According to Hemmo, creating the projections was no easy task, and designing visuals for the show was a challenge.

“For me as a designer, how do I represent their life and show these different time periods of their life as they are telling the story on stage?” Hemmo said. “It was kind of a challenge sometimes, because there would be things that they would talk about that I had no idea what these things were, because it went back to the 1950s, so there was a lot of research on my part.”

Prior to “My Life in Sports,” Epstein acted in other plays, but said that what makes this performance stand out from the rest is he knows he’s right for the part.

“I could not have done this if I hadn’t done all that acting over the course of my life, especially in the last 20 years,” Epstein said. “I was also influenced by the plays I had read.”

Similar to Epstein, Falcón had experience directing other plays around Tucson, but what makes “My Life in Sports” different is its many layers of performance and the fact that it’s a true story.

“It’s an intriguing experience to work with a performer who is performing not only a show that he wrote, but a story about his own life,” Falcón said. “The openness that Bill has in presenting himself as a vulnerable, flawed human being asking hard questions like ‘what is life all about?’ and ‘what is the meaning of love?’ is a really powerful thing.”
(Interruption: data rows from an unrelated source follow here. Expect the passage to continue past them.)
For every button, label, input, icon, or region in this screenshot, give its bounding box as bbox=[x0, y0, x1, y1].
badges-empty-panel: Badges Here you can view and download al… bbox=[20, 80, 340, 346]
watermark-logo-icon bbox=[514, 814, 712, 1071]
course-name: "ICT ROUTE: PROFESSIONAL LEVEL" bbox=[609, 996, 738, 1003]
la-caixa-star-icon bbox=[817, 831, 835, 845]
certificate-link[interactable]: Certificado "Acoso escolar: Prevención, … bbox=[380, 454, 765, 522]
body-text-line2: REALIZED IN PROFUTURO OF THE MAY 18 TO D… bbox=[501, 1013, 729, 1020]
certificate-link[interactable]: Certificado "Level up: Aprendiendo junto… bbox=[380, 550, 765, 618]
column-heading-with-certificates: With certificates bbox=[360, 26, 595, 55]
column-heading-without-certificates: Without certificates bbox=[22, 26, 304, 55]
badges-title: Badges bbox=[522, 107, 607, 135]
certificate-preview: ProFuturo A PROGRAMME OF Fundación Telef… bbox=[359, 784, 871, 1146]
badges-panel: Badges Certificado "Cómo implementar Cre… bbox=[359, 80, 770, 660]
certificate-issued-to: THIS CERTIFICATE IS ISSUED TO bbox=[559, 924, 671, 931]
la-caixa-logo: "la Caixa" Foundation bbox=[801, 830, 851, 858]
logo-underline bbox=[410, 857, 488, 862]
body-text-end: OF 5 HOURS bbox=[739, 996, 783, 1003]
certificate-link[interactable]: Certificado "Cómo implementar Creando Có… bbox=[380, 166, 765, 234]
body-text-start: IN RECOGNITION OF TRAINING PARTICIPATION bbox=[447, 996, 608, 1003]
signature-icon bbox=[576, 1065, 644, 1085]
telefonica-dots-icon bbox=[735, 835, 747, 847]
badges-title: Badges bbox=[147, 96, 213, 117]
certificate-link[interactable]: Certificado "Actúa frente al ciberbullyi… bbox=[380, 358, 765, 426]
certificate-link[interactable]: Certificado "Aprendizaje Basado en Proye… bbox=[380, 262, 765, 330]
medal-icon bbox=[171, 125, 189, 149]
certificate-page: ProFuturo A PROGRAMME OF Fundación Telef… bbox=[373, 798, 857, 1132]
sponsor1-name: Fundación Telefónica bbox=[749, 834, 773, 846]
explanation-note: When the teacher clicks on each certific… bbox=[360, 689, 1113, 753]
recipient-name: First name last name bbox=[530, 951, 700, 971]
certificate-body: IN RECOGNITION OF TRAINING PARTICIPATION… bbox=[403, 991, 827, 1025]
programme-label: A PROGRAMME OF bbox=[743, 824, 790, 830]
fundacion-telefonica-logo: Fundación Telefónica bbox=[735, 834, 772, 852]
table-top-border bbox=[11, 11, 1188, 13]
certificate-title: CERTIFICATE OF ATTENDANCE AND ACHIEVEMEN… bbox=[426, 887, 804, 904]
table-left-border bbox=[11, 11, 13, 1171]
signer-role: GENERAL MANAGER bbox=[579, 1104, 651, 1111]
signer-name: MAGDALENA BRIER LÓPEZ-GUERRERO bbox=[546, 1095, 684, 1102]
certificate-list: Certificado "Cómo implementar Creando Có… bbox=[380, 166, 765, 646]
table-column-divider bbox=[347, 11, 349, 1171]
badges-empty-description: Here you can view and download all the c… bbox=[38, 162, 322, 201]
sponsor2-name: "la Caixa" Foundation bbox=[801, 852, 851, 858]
Despite the name of the play, “My Life in Sports” appeals to everyone, regardless of age or gender, Epstein emphasized. 

“Even though it’s a show written by a man and acted by a man, the show has tremendous appeal to women,” Epstein said. “The show might look like it’s about sports, but it really isn’t. It uses sports to get at other stuff, essentially to get at growing up male in America. It really is a romance.”